Bei der letzten Landesversammlung in Nordhorn wurde die schlimmste Bettelampel ausgezeichnet. Seinerzeit wurde der Preis nach Cuxhaven vergeben, deren Freigabezeit 2:54 Min. Hat sich die Situation vor Ort verbessert?
Ja, die Ampel wurde überarbeitet und anders geschaltet. Überall, wo wir Rückmeldungen von dem Aufruf hatten, sind Veränderungen eingetreten. Wir hatten selbst nicht mit diesem Erfolg gerechnet.
Im letzten Jahr wurde in Nordhorn die „RADvolution“ ausgerufen. Worum geht es und welche Ziele verfolgen sie damit?
Die Aktion „RADvolution“ kommt vom Bundesverband, an dem sich die Kreisverbände daran. Alles begann 2019 mit der Kampagne „Mehr Platz fürs Rad“, die sehr erfolgreich war. Die RADvolution hat im Prinzip das gleiche Ziel. Das Fahrrad soll ins Blickfeld der Menschen sein und dadurch auch ins Bewusstsein kommen. Wir, als ADFC, zertifizieren auch fahrradfreundliche Arbeitgeber.
Angesichts der vielen Herausforderungen und Ziele: Was ist die größte Hoffnung, die Sie für die Fahrradmobilität in Niedersachsen in den nächsten fünf Jahren haben?
Die Politik darf nicht nachlassen, kontinuierlich Gelder für den Radverkehr bereitzustellen.
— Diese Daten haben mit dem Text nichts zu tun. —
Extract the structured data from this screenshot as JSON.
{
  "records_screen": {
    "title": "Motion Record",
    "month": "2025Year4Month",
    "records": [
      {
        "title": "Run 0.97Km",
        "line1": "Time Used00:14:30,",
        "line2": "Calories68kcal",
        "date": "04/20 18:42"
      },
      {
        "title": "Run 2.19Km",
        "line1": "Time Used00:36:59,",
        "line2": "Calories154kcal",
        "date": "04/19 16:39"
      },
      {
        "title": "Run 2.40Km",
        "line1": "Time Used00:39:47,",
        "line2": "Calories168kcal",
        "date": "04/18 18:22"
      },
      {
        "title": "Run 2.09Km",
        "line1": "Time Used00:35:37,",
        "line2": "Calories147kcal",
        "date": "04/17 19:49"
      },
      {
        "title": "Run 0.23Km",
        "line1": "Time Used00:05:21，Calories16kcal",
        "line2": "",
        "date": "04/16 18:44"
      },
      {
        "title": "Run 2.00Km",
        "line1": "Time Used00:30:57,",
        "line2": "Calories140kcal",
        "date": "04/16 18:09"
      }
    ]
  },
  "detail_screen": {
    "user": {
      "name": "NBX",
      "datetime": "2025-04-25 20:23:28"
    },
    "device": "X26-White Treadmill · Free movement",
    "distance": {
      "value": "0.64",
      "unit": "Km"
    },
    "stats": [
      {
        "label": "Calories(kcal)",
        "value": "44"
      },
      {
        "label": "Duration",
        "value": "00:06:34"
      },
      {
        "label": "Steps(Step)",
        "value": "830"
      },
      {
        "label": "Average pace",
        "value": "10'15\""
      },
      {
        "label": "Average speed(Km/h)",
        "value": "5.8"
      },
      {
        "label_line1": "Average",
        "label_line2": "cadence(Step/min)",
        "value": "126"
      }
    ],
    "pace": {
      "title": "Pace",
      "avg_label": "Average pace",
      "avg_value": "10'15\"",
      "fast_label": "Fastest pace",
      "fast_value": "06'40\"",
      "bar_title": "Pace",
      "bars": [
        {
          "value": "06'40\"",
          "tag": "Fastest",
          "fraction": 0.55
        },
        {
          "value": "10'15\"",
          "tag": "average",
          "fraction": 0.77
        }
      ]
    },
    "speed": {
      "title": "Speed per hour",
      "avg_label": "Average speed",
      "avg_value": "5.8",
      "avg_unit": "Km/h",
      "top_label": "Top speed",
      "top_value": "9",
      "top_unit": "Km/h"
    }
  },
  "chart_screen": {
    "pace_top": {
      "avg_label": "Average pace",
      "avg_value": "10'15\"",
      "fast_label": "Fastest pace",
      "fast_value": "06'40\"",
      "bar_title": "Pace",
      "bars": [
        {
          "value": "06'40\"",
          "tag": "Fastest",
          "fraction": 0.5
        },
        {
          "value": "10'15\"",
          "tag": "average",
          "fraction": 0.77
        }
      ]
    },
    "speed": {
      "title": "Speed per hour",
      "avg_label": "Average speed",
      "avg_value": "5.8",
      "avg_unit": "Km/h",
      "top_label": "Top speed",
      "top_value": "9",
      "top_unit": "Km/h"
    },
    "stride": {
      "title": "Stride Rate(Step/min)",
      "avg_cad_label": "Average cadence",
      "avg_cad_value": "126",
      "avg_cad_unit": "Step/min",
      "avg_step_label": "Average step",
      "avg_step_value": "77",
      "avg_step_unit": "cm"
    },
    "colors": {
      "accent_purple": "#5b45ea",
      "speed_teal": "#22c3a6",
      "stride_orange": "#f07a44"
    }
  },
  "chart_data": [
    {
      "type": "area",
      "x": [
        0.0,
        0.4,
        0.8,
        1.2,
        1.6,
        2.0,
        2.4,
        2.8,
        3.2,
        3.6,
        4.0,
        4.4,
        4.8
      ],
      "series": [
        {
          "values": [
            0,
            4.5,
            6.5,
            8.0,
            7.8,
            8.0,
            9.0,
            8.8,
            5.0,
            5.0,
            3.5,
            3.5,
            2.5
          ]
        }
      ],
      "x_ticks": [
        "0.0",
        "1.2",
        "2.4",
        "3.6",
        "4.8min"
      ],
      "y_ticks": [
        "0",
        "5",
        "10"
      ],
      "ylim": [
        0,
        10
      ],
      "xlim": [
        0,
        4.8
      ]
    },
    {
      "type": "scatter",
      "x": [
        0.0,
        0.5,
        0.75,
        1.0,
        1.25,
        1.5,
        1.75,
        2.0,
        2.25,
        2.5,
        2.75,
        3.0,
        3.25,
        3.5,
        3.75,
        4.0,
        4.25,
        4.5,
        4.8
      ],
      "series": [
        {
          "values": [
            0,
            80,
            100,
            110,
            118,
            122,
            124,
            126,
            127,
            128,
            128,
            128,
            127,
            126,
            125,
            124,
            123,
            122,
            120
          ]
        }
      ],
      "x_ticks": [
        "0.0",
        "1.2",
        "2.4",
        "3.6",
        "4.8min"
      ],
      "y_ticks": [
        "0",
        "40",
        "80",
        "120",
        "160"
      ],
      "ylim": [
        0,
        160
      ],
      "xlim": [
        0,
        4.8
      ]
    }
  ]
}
Neubau und Instandhaltung, Sicherheitsaspekte (z. B. sichere Kreuzungen) sowie Fahrradabstellanlagen sind notwendig. Wir brauchen kürzere und schnellere Genehmigungszeiträume.
Es kann und darf nicht mehr sein, dass Planung und Bau von Radverkehrsanlagen sieben bis zehn Jahre dauern. Nur so erreichen wir auch den Rückgang von Unfalltoten bzw. Verletzten. Die Verbände dürfen nicht nachlassen, immer wieder auf die Probleme gegenüber Politik und Verwaltungen hinzuweisen und auch den „Finger in die Wunde“ zu legen. Aber auch regelmäßige Schulungen für Radfahrende zur Sicherheit im Verkehr sind notwendig.
Lassen Sie uns gemeinsam das Fahrrad als Alternative zum Auto immer wieder in das Blickfeld und das Bewusstsein aller Menschen bringen. Denn es geht um die Zukunft von uns allen.
Vielen Dank, dass Sie sich Zeit für das Gespräch genommen haben.